Take 1,000 IT people involved in online businesses from around the world – from developers to venture capitalists – and you’re bound to get reality checks on a range of fronts. Le Web 3 brings these people together in formal conference sessions, informalk networking and a fascinating, compelling and intimidating start-up room. I’m here learning for the Find It online classifieds business being rolled out in partnership with newsagents. But there are more take aways than those which relate to Find It. Here is a summary of my key take-aways today.
First up, every second attendee is sitting in the conference hall laptop open and reading and writing during the sessions. More male than female. I’d guess the average age at early 30s.
Newsagents are getting left behind. I know I go on here like a cracked record about this but you onle have to come to a conference like Le Web and see how disconnected we are with the new worl in our bricks and mortar businesses. We must get this to survive.

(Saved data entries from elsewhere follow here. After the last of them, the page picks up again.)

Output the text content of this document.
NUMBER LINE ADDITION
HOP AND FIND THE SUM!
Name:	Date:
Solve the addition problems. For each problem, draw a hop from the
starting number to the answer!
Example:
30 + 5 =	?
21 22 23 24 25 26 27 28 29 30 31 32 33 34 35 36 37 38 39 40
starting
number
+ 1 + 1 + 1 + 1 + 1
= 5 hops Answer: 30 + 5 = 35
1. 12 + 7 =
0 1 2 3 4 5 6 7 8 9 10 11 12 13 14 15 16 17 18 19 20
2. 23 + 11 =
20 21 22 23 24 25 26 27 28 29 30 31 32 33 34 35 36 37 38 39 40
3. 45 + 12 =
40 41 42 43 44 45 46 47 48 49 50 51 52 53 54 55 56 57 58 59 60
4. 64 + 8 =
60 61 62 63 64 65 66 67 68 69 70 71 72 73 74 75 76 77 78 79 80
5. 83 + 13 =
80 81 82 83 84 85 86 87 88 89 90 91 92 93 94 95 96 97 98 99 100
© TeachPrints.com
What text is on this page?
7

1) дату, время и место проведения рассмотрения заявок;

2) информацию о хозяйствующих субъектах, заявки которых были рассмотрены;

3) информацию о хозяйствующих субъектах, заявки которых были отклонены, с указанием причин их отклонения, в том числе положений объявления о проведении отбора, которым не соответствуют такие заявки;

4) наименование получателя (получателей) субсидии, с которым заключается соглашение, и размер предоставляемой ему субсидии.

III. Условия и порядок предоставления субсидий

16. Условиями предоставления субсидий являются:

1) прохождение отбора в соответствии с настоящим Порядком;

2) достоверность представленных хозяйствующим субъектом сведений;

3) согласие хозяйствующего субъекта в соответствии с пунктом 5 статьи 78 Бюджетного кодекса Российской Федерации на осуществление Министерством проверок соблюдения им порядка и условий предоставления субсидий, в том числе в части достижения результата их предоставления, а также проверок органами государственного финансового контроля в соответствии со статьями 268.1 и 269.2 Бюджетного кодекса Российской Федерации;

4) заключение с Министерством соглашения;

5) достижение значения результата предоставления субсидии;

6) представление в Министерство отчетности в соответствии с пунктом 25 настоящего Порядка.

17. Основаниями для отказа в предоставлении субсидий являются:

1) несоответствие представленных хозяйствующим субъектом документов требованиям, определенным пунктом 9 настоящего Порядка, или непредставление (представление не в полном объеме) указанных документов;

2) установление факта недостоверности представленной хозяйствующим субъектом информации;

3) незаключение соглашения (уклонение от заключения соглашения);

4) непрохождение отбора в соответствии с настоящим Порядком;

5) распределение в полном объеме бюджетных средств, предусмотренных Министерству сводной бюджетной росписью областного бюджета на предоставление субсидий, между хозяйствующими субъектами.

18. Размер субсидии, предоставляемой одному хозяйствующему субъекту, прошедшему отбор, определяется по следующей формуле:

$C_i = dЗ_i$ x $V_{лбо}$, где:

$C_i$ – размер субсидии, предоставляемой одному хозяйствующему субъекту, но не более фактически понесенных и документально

They are generating content as they go – participating in live and relevant polls which speakers comment on from the stage.
Newsagents have no conection with the world of user generated content.
We’re hearing that user generated content is key. Quality content. A chap from yahoo said driving quality content was the holy grail. But then he said that while there;’s crap at YouTube, that there is some quality makes the site compelling.
The newspapers and magazines we sell in newsagencies deliver, in the main, quality content. There’s some, short term, comfort in that.
There was talk of a big impact of Web 2.0 on middlemen and in particular TV networks. IPTV is about connecting content producers with consumers. The TV stations are the losers in this. Consumers are proving they want content where and when they want. TB networks work against this. In an IPTV world the TV program is replaced by an a la carte menu.
Newsagents are middlemen for the most part. We make money from selling product people can get individually elsewhere. We need our own reasons to exist.
Free is the game in town. Free broadband. Free online software. Free content. Monetisation comes from advertising and other less obvious revenue models.
If you look at the change in newspaper cover prices in Australia over the last ten years compared to the change in advertising rates over the same period and you can see that publishers agree. In real terms, Australian newspapers sold in newsagencies are closer to being free today than ten years ago. Niche titles – foreign language newspapers – price their product as if the content is valuable.
More than this has been covered so far but I’m not about to blog about take-aways which will benefit Find It and my other businesses.
So far Le Web 3 has been exciting, challenging and very enjoyable.